Né en 1921 dans la charmante ville de Piacenza et décédé au même endroit 68 ans plus tard, Gianni Poggi a fait quelque bruit dans le monde lyrique pour avoir été le partenaire de Maria Callas et Renata Tebaldi dans les années 50. Il avait débuté à Palerme en 1947 dans La Bohème. Il était invité dès l’année suivante à La Scala pour interpréter Riccardo dans Un ballo in maschera. On ne perdait pas de temps à l’époque. Le disque se souvient de quelques-uns de ses faits de gloire (il chantait notamment Enzo dans Gioconda en 1952 aux côtés de Maria Callas) mais son nom a disparu de la plupart des livres de référence. Même le très exhaustif Groves book of opera singers omet de le citer quand son homonyme, Antonio Poggi, ténor lui aussi, né 115 ans plus tôt, a encore droit à une entrée. Il faut dire que ce dernier, élève d’Andrea Nozzari, avait notamment créé le rôle de Carlo VII dans Giovanna d’Arco. La postérité ne saurait l’oublier.
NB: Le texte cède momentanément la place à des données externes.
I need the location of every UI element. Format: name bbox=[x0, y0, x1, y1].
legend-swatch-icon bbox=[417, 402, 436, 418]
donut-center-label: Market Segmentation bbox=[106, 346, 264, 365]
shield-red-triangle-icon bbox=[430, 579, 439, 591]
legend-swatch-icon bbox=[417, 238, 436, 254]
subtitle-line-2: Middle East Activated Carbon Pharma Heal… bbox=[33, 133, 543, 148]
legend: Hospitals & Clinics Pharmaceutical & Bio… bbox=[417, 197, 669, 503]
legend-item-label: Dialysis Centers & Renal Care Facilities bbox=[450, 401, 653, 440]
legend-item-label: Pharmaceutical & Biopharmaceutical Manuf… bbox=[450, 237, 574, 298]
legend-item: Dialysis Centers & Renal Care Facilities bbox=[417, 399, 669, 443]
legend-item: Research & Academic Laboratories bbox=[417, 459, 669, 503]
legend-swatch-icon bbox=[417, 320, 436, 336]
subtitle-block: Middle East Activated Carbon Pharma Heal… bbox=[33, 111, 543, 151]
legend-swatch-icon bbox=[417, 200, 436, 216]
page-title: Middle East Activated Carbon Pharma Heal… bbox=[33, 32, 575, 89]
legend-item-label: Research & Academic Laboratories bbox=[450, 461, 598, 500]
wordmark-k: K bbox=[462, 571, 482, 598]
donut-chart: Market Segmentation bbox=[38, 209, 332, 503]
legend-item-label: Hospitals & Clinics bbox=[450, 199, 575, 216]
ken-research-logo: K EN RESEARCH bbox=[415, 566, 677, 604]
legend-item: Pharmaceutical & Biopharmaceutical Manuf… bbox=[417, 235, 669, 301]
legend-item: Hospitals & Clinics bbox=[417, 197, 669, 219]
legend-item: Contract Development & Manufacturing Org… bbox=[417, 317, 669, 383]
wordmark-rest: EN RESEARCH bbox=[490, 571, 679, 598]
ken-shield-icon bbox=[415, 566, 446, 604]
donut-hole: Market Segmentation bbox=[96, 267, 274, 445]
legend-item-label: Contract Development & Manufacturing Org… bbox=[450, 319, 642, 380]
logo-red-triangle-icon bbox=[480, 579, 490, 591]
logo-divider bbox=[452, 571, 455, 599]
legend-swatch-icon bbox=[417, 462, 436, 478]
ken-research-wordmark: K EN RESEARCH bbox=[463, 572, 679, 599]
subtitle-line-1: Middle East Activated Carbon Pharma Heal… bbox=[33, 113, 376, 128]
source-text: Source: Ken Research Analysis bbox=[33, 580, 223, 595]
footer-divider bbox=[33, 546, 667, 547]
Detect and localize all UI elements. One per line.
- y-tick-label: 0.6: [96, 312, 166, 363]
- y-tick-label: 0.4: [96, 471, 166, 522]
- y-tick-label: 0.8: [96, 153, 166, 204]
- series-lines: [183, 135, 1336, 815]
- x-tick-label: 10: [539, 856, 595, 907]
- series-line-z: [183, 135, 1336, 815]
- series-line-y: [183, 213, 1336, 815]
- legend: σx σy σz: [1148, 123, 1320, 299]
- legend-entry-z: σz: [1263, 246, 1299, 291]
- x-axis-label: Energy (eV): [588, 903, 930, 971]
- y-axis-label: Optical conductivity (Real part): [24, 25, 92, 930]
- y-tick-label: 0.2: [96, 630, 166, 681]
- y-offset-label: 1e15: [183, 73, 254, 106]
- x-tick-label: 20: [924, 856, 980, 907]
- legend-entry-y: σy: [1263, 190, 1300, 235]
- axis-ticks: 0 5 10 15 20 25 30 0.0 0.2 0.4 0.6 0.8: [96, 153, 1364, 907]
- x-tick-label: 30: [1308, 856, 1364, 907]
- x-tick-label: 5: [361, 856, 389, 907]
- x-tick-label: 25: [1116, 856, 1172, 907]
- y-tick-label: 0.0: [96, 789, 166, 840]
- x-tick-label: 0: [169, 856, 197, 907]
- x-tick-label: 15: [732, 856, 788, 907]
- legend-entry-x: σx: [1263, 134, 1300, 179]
Rien de tel en ce qui concerne Gianni Poggi. Autre temps, autre mœurs. Dans les années 1950, on produisait moins de chefs d’œuvres lyriques mais on enregistrait davantage. Et pour cause ! L’avènement du microsillon stimulait l’industrie du disque. Il fallait (re)constituer des pans entiers de catalogue. En Italie, la variété n’avait pas encore pris le pas sur le grand répertoire. Les chansons napolitaines conservaient entiers leurs quartiers de noblesse. Ernesto de Curtis (1875-1937), était l’arrière-petit-fils de Saverio Mercadante et diplômé du Conservatoire San Pietro a Majella de Naples. Eduardo Di Capua (1865-1917), l’auteur de « O sole mio », avait lui aussi suivi des études classiques avant d’être contraint par son père de parcourir l’Europe. Francesco Paolo Tosti (1846-1916), le plus remarquable d’entre eux, fut le maître de chant de la reine Marguerite de Savoie (l’épouse du roi Umberto I), puis de la famille royale d’Angleterre. Leurs compositions exaltaient cet art de la mélodie, qui au Sud des Alpes, s’épanche naturellement. Pas forcément savantes, mais toujours sincères, généreuses, gorgées de soleil, suaves à l’oreille comme un fruit sucré l’est aux lèvres. Ces années-là, quand on était ténor, on chantait souvent la main sur le cœur et la fleur au fusil, sans souci de nuances, pour le plaisir de faire du gringue aux filles ou de charmer les étoiles, un chant pas forcément raffiné mais prodigue, cordial, candide presque.
C’est ce que nous donne à entendre la réédition en CD d’un récital puisé par Decca dans ses fonds de tiroirs et remastérisé en 96 kHz 24-bit à partir des bandes originales. Gianni Poggi n’avait pas la plus belle voix du monde, ni la plus longue, mais le timbre avait muri en adret. La technique ne s’embarrassait pas d’effets mais veillait à l’égalité des registres et à l’éclat de l’aigu, exhibé avec une fierté toute latine. C’est beaucoup mais ce n’est pas assez. Dirigé par le très oublié Ernesto Nicelli, enregistré en 1953 à l’Accademia di Santa Cecilia de Rome, complété par sept titres qui ne figuraient pas dans l’édition originale, dont un – « Ricuodete’e me » – jamais publié, chanté dans un français impeccable –, cet album, aujourd’hui, parait inévitablement daté. Non que les chansons aient vieilli, non que la manière de les interpréter soit d’un autre temps mais, depuis, d’autres nous ont appris qu’il était possible, avec autant de coeur mais plus de science, de hisser ces partitions au niveau d’airs d’opéra. Carlo Bergonzi, par exemple, en 1972, aux côtés d’Enrico Pessina. Il y a ténor italien et ténor italien.